Sonntag, 6. September 2015

Immer muss das Grundgesetz dran glauben

Wie sich die Szenen gleichen. Als Anfang der 90er Jahre Asylbewerberheime brannten, wusste die CDU ein Mittel dagegen: Rita Süssmuth verurteilte die Gewalt, die Länder-Justizminister fordern ein schärferes Strafrecht für Randalierer und die Unionsfraktion im Bundestag "will noch im Oktober eine Entscheidung des Parlaments über eine Änderung des Asylrechts im Grundgesetz erzwingen" (dpa). Es war der 8. September 1992, als sich die CDU-Parlamentarier "einstimmig auf eine namentliche, Abstimmung vor dem Bundesparteitag der CDU Ende Oktober festlegten".

Die Jahre gingen ins Land, die Rezepte gegen die Realität blieben dieselben. Sobald es eng wird mit dem Machterhalt, müssen die Grundrechte dran glauben. Gestenreich verurteilen Bundestag und Landespolitiker die jeweiligen "gewalttätigen Ausschreitungen gegen Ausländer in aller Schärfe" (dpa, 1992). Weder soziale Spannungen noch die Zahl der Asylbewerber rechtfertige Gewalt gegen Ausländer, teilte die damalige Bundestagspräsidention Rita Süßmuth mit. Denn die Bundesrepublik sei kein ausländerfeindliches Land. "Jeder Schlag in das Gesicht eines Ausländers ist auch ein Schlag in unser Gesicht."

Aber ungezählte Schläge später ist der Stand der Dinge im Grunde derselbe. Der augenblickliche Bundesinnenminister will das Grundgesetz, das er "Verfassung" nennt, diesmal ändern, "um Flüchtlingen schneller und unbürokratischer helfen zu können". Bedeutet: Heruntergesetzt werden Standards bei Bauvorschriften, Regeln bei Asylverfahren, die Finanzierung des Gesundheitswesen. Völkerrechtliche Verträge werden zu Papiertigern, EU-Vorschriften fliegen binnen Stunden in den Papierkorb. Vergaberecht, Verteilungsschlüssel. Grenzkontrollen. Not kennt kein Gebot!
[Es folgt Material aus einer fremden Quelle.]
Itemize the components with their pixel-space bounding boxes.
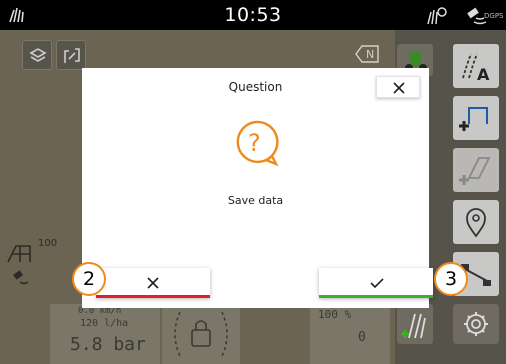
rate-value: 120 l/ha (80, 318, 129, 329)
location-button[interactable] (453, 200, 499, 244)
close-button[interactable] (376, 76, 420, 98)
field-add-button[interactable] (397, 304, 433, 344)
application-rate-panel: 100 % 0 (310, 304, 390, 364)
tractor-signal-icon (427, 7, 447, 25)
guidance-lines-a-icon: A (462, 53, 490, 84)
cancel-button[interactable] (96, 268, 210, 298)
field-boundary-icon (7, 245, 31, 263)
close-icon (393, 82, 405, 94)
headland-icon (459, 157, 491, 185)
pressure-value: 5.8 bar (70, 334, 146, 355)
speed-rate-panel: 0.0 km/h 120 l/ha 5.8 bar (50, 304, 160, 364)
save-data-dialog: Question ? Save data (82, 68, 433, 308)
status-bar: 10:53 DGPS (0, 0, 506, 30)
dialog-message: Save data (227, 194, 284, 207)
settings-button[interactable] (453, 304, 499, 344)
cross-icon (147, 277, 159, 289)
layers-icon (29, 48, 47, 62)
svg-text:A: A (477, 65, 490, 84)
settings-gear-icon (464, 312, 488, 336)
gps-satellite-icon (13, 270, 29, 285)
percent-value: 100 % (318, 308, 352, 321)
confirm-button[interactable] (319, 268, 433, 298)
headland-button[interactable] (453, 148, 499, 192)
lock-panel[interactable] (162, 304, 240, 364)
svg-text:?: ? (248, 129, 261, 157)
field-value: 100 (38, 238, 58, 249)
callout-badge-confirm: 3 (434, 262, 468, 296)
field-add-icon (401, 313, 426, 339)
dgps-label: DGPS (484, 12, 504, 20)
compass-icon[interactable]: N (352, 42, 382, 66)
field-boundary-add-button[interactable] (453, 96, 499, 140)
map-orientation-button[interactable] (56, 40, 86, 70)
checkmark-icon (370, 278, 384, 289)
question-bubble-icon: ? (236, 120, 279, 167)
map-orientation-icon (64, 48, 80, 63)
layers-button[interactable] (22, 40, 52, 70)
guidance-lines-button[interactable]: A (453, 44, 499, 88)
callout-badge-cancel: 2 (72, 262, 106, 296)
counter-value: 0 (358, 330, 366, 345)
field-boundary-add-icon (459, 107, 488, 131)
svg-text:N: N (366, 48, 374, 61)
lock-icon (174, 311, 228, 357)
location-pin-icon (466, 208, 486, 238)
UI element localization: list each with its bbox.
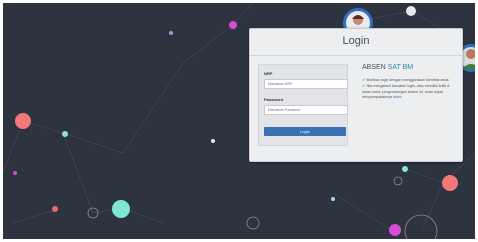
network-background: Login NRP Password Login ABSEN SAT BM ✔ …	[3, 3, 475, 239]
password-label: Password	[264, 97, 283, 102]
login-button[interactable]: Login	[264, 127, 346, 136]
brand-title: ABSEN SAT BM	[362, 64, 456, 71]
brand-prefix: ABSEN	[362, 64, 388, 71]
info-text: ✔ Silahkan login dengan menggunakan iden…	[362, 78, 456, 101]
login-panel: Login NRP Password Login ABSEN SAT BM ✔ …	[249, 28, 463, 162]
nrp-label: NRP	[264, 71, 273, 76]
info-section: ABSEN SAT BM ✔ Silahkan login dengan men…	[362, 64, 456, 99]
info-line-1-text: Silahkan login dengan menggunakan identi…	[366, 78, 449, 82]
info-line-2: ✔ Jika mengalami kesulitan login, atau m…	[362, 84, 456, 101]
help-link[interactable]: disini	[393, 95, 401, 99]
login-form: NRP Password Login	[258, 64, 348, 146]
check-icon: ✔	[362, 83, 366, 88]
info-line-2-text: Jika mengalami kesulitan login, atau mem…	[362, 83, 450, 100]
nrp-input[interactable]	[264, 79, 348, 89]
panel-divider	[250, 55, 462, 56]
password-input[interactable]	[264, 105, 348, 115]
login-title: Login	[342, 35, 370, 47]
check-icon: ✔	[362, 78, 366, 82]
brand-accent: SAT BM	[387, 64, 414, 71]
"Und das alles muss sehr schnell gehen, binnen Wochen", kündigt Thomas de Maiziere an. Alles muss vom Tisch, ehe jemand zum Nachdenken kommt. de Maiziere sieht darin eine Chance, "unsere verkrusteten gesellschaftlichen Abläufe" aufzubrechen.

Der Rechtsstaat mit seinen Regeln, das System aus Checks und Balances, die Gewaltenteilung, die gerichtliche Überprüfung von Verwaltungshandeln, Widerspruchsfristen, Klagemöglichkeiten. Eiliger als ein Pro-Asyl-vertreter Refugee sagen kann, ist das alles fortgefegt.

"Jeder neue Krawall ist für mich ein Kohl-Krawall", hieß es 1992 von der SPD. Heute nutzt dieselbe Partei die Krise, ihr Projekt Einwanderungsgesetz wieder ins Gespräch zu bringen. Angesichts der wachsenden Verzweifelung unter den noch im Ausland lebenden Menschen könne es zu "schweren sozialen Unruhen kommen".

Hieß es damals, als ein Thüringer Justizminister namens Hans-Joachim Jentsch forderte, "die Zahl der Asylsuchenden, die ostdeutschen Ländern zugeteilt werden, müsse drastisch zurückgefahren werden". In der Neuzeit ist es ein Ministerpräsident der Linken, der für Thüringen verlangt, der Bund müsse Sonderlager für Balkanflüchtlinge errichten, um deren individuelles Recht auf ein fairen Asylverfahren per Kollektiventscheidung auszuhebeln.

1 Kommentar:

Anonym hat gesagt…

Einwanderung kann für eine Partei, die nur von denen gewählt wird, die die Gründe für ihr eigenes universelles Unvermögen im Wohlstand ihrer Mitbürger suchen, eine Chance sein. Der SPD als Partei der Faulen, der Dummen und der Versager wird ein Einwanderungsgesetz neue Wähler bescheren. Das wird den Artikel 16a GG retten.
Änderungen wird es dagegegen beim Artikel 14 GG geben (der wird wegfallen) und beim Artikel 15 GG geben (die Bestimmungen zur Entschädigung werden gestrichen), um großzügige Sozialleistungen für Zuwanderer möglich zu machen. Aber das möchten uns die Speichellecker der alternativlosen Kanzlerin lieber noch nicht sagen.